This section provides an overview of different ways to run Python code, and quickstart guides for:
Choosing a Python platform
Installing and managing Python with Conda
Time to learn: 20 minutes
There is no single official platform for the Python language. Here we provide a brief rundown of 3 popular platforms:
Jupyter notebooks, and
IDEs (integrated development environments).
Here we hope to provide you with enough information to understand the differences and similarities between each platform, so that you can make the best choice for your work environment and learn along effectively, regardless of your Python platform preference.
In general, it is always best to test your programs in the same environment in which they will be run. The biggest factors to consider when choosing your platform are:
What are you already comfortable with?
What are the people around you using (peers, coworkers, instructors, etc.)?
For learners who are familiar with basic Linux commands and text editors (such as Vim or Nano), running Python in the terminal is the quickest route straight to learning Python syntax without the covering the bells and whistles of a new platform. If you are running Python on a supercomputer, through an HTTP request or SSH tunneling, you might want to consider learning in the terminal.

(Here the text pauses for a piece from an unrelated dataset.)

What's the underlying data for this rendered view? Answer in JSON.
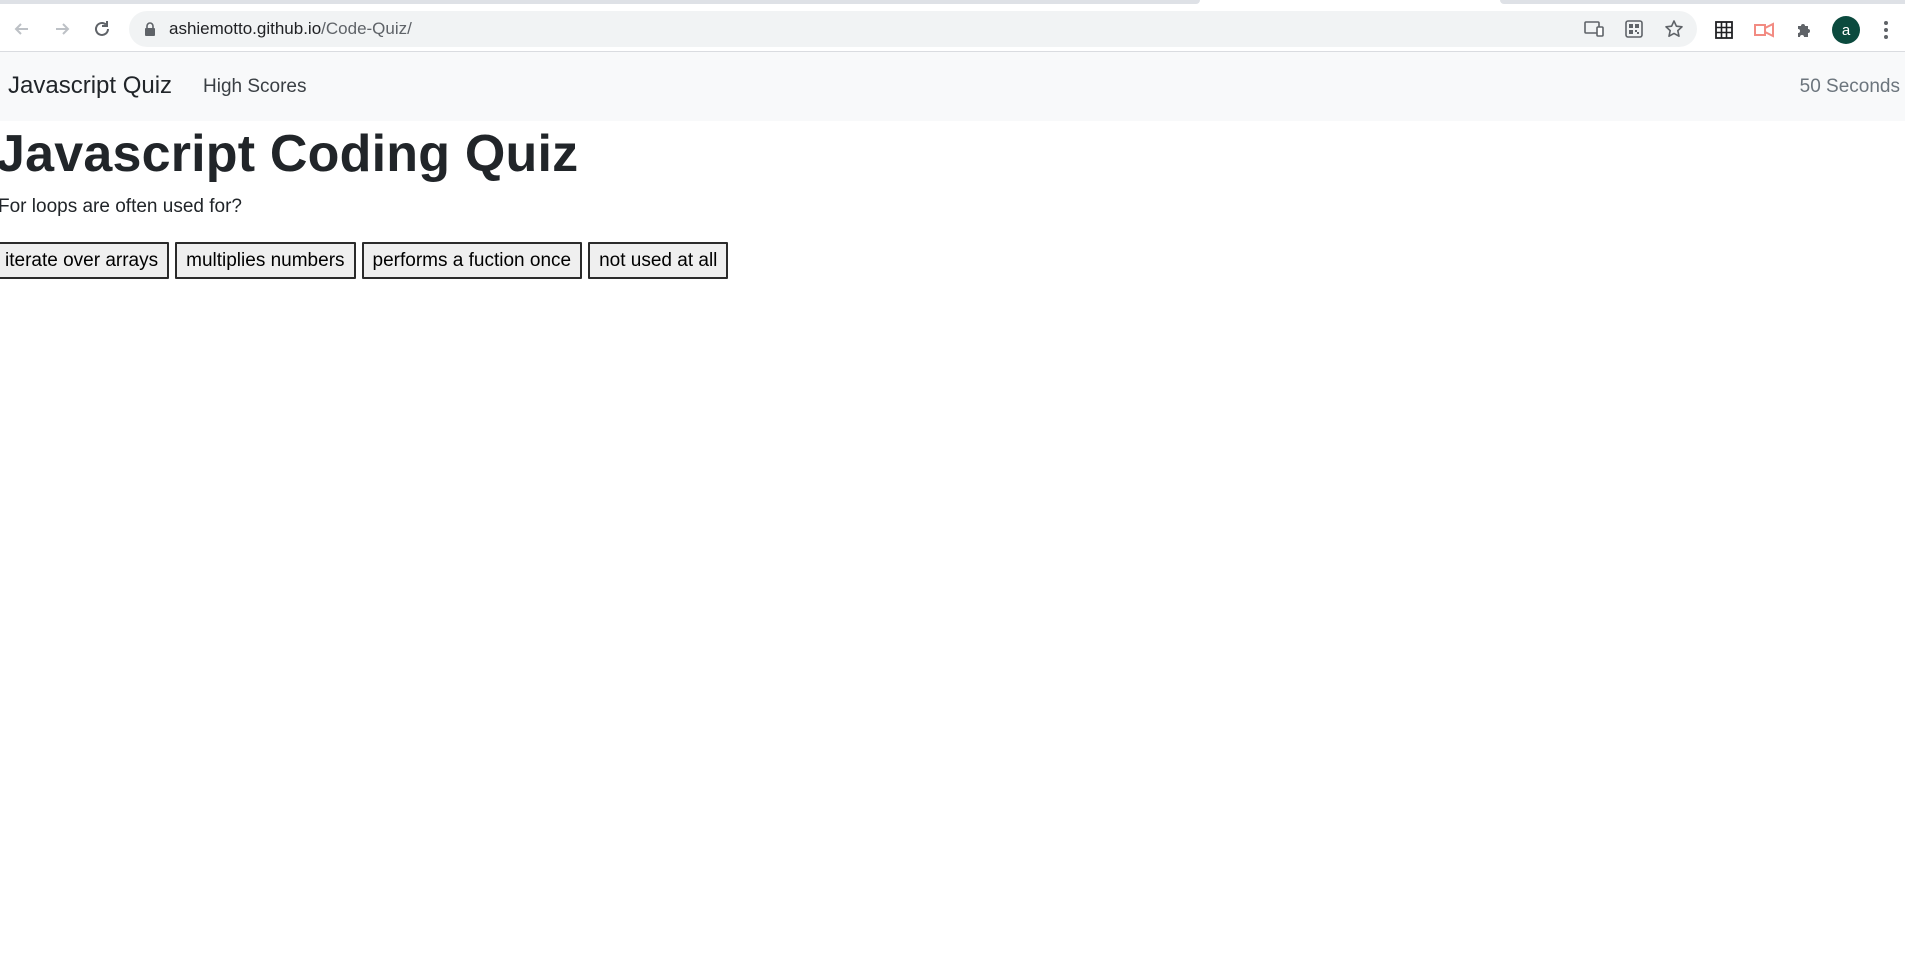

We highly encourage the use of Jupyter notebooks: a free, open-source, interactive tool running inside a web browser that allows you to run Python code in “cells.” This means that your workflow can alternate between code, output, and even Markdown-formatted explanatory sections that create an easy-to-follow analysis or “computational narrative” from start to finish. Jupyter notebooks are a great option for presentations or learning tools. For these reasons, Jupyter is very popular among scientists. Most lessons in this book will be taught via Jupyter notebooks.
If you code in other languages, you might already have a favorite IDE that will work just as well in Python. Spyder is a Python specific IDE that comes with the Anaconda download. It is perhaps the most familiar IDE if you are coming from languages such as Matlab that have a language specific platform and display a list of variables. PyCharm and Visual Studio Code are also popular IDEs. Many IDEs offer support for terminal execution, scripts, and Jupyter display. To learn about your specific IDE, visit its official documentation.
We recommend eventually learning how to develop and run Python code in each of these platforms.
Conda is an open-source, cross-platform, language-agnostic package manager and environment management system that allows you to quickly install, run, and update packages within your work environment(s). Conda is a vital component of the Python ecosystem. Understanding it is important, regardless of the platform you chose to run your Python code.
Python can be run on many different platforms. You may choose where to run Python based on a number of factors. The tutorials in this book will be formatted as Jupyter Notebooks.